The mapping of the first channel corresponding to the one transmission block includes one of: mapping of a physical sidelink control channel (PSCCH) corresponding to the one transmission block; or mapping of a physical sidelink shared channel (PSSCH) corresponding to the one transmission block.

In an embodiment, determining the resource mapping manner for the sidelink communication using the second subcarrier spacing according to the slot aggregation level, the number of first symbols and the first symbol position includes the following.

The number of second symbols and a second symbol position are determined according to the slot aggregation level, the number of first symbols and the first symbol position; and a second channel or a second signal is mapped according to second symbols corresponding to the number of second symbols and the second symbol position.
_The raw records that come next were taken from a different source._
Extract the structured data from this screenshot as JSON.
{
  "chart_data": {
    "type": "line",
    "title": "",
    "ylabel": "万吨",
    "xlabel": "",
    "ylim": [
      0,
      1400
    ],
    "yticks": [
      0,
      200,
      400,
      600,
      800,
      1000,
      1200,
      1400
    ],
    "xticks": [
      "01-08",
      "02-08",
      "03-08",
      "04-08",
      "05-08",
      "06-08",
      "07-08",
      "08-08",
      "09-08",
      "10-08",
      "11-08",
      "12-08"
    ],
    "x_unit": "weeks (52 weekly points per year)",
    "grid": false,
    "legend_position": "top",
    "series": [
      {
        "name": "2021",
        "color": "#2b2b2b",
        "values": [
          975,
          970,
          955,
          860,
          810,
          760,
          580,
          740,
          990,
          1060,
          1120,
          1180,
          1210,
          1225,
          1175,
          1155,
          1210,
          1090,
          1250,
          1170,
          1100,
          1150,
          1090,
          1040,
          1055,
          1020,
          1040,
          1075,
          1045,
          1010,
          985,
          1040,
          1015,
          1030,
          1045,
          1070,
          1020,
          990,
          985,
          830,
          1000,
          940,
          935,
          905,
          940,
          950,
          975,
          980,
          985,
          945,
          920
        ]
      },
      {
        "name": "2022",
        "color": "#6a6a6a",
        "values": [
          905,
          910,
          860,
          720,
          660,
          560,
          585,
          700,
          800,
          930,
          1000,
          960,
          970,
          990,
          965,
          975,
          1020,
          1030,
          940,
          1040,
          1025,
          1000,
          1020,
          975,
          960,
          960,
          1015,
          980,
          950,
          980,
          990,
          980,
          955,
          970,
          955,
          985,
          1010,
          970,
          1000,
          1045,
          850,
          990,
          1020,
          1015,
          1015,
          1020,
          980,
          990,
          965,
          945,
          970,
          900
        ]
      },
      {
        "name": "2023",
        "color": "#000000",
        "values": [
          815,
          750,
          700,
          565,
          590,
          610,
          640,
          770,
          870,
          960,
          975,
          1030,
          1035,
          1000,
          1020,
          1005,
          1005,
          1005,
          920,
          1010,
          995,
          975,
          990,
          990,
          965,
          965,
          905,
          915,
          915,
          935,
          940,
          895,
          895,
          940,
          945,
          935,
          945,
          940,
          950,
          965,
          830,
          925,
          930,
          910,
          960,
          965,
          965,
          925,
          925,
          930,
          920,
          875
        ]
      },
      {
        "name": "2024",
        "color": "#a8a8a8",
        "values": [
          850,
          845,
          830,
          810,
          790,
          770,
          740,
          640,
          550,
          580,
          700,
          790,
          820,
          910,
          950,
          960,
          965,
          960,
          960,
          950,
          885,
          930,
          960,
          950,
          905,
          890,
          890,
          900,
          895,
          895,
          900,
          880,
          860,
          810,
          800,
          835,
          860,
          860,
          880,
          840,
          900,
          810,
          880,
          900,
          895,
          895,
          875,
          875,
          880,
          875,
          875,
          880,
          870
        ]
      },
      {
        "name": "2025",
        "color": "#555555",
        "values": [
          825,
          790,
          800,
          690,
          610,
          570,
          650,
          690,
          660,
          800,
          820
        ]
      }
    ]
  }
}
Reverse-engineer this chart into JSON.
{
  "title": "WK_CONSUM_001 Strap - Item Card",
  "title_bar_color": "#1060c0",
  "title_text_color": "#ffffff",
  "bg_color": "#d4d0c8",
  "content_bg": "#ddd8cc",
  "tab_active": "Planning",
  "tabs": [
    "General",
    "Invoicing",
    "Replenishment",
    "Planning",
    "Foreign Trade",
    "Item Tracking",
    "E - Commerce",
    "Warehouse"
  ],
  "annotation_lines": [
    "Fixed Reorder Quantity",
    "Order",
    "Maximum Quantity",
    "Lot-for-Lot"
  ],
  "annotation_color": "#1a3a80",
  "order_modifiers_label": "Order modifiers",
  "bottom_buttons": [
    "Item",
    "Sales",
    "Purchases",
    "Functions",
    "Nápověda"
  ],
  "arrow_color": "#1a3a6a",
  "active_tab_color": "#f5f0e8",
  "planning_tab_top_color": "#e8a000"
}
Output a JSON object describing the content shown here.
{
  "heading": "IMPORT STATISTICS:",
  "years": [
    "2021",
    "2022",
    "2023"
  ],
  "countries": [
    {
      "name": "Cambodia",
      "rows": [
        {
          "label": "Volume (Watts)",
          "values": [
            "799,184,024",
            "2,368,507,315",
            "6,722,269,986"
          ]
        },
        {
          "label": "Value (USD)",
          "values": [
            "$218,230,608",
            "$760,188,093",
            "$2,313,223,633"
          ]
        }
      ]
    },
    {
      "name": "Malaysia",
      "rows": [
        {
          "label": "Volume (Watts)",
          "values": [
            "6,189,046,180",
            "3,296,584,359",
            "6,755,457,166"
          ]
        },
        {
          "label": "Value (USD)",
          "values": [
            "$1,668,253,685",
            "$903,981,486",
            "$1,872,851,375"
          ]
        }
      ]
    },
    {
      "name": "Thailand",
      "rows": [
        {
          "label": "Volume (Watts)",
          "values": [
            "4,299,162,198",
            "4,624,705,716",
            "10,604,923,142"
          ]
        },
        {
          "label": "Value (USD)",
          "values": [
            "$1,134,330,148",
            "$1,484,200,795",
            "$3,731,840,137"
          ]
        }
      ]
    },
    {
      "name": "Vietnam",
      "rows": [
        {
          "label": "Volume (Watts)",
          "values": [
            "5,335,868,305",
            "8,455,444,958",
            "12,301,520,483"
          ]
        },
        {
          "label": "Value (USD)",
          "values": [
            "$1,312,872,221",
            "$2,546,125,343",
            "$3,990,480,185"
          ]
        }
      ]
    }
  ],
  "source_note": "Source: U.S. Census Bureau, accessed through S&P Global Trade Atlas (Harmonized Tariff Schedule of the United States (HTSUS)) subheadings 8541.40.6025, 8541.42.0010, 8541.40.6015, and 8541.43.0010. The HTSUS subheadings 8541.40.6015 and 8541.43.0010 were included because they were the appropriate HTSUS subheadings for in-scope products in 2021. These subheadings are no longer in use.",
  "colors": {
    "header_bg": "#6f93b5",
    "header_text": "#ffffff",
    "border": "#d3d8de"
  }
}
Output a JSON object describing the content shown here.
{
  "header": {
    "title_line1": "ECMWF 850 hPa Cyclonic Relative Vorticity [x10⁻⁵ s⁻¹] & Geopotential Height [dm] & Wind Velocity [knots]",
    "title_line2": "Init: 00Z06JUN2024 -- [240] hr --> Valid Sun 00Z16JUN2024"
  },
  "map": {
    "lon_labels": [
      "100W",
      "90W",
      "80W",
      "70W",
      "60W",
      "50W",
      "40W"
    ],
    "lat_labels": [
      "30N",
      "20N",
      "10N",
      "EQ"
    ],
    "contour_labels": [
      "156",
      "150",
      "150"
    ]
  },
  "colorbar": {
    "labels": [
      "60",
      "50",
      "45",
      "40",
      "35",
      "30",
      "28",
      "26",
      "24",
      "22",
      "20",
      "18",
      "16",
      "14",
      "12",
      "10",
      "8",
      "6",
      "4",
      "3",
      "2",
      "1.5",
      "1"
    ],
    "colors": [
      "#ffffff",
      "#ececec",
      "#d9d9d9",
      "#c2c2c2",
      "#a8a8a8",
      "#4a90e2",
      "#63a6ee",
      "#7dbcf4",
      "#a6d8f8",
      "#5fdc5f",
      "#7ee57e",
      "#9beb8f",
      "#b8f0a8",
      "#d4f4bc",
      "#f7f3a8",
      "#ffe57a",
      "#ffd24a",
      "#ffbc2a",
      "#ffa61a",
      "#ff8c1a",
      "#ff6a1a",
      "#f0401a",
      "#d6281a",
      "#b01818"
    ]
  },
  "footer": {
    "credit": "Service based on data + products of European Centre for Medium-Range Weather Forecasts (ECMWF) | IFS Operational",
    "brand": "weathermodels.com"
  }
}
In the embodiment, after the number of second symbols and the second symbol position are determined, a start symbol position in the second slot is determined according to the second symbol position, and the second channel or the second signal is mapped.

In an embodiment, the second channel or the second signal includes at least one of: a sidelink synchronization signal; a physical sidelink discovery channel (PSDCH); a physical sidelink feedback channel (PSFCH); a sidelink positioning signal; or a sidelink channel state information reference signal (CSI-RS).

In an embodiment, the number of first symbols and the first symbol position include the predefined number of symbols and a predefined symbol position of a second channel under the first subcarrier spacing or the predefined number of symbols and a predefined symbol position of a second signal under the first subcarrier spacing.

In an embodiment, the number of first symbols and the first symbol position include at least one of the following.

For a physical sidelink feedback channel, the number of first symbols is 2, and the first symbol position is calculated or indicated by a configuration parameter; for a sidelink synchronization signal and channel, the number of first symbols is 14, and the first symbol position is the first symbol in the 1st slot; for a sidelink discovery channel, both the number of first symbols and the first symbol position are calculated or indicated by a configuration parameter; for a sidelink positioning signal, both the number of first symbols and the first symbol position are calculated or indicated by a configuration parameter; or for a sidelink channel state information reference signal, both the number of first symbols and the first symbol position are calculated or indicated by a configuration parameter. For a sidelink synchronization signal and channel, the first symbol position may be 0, that is, may be the first symbol in the first slot.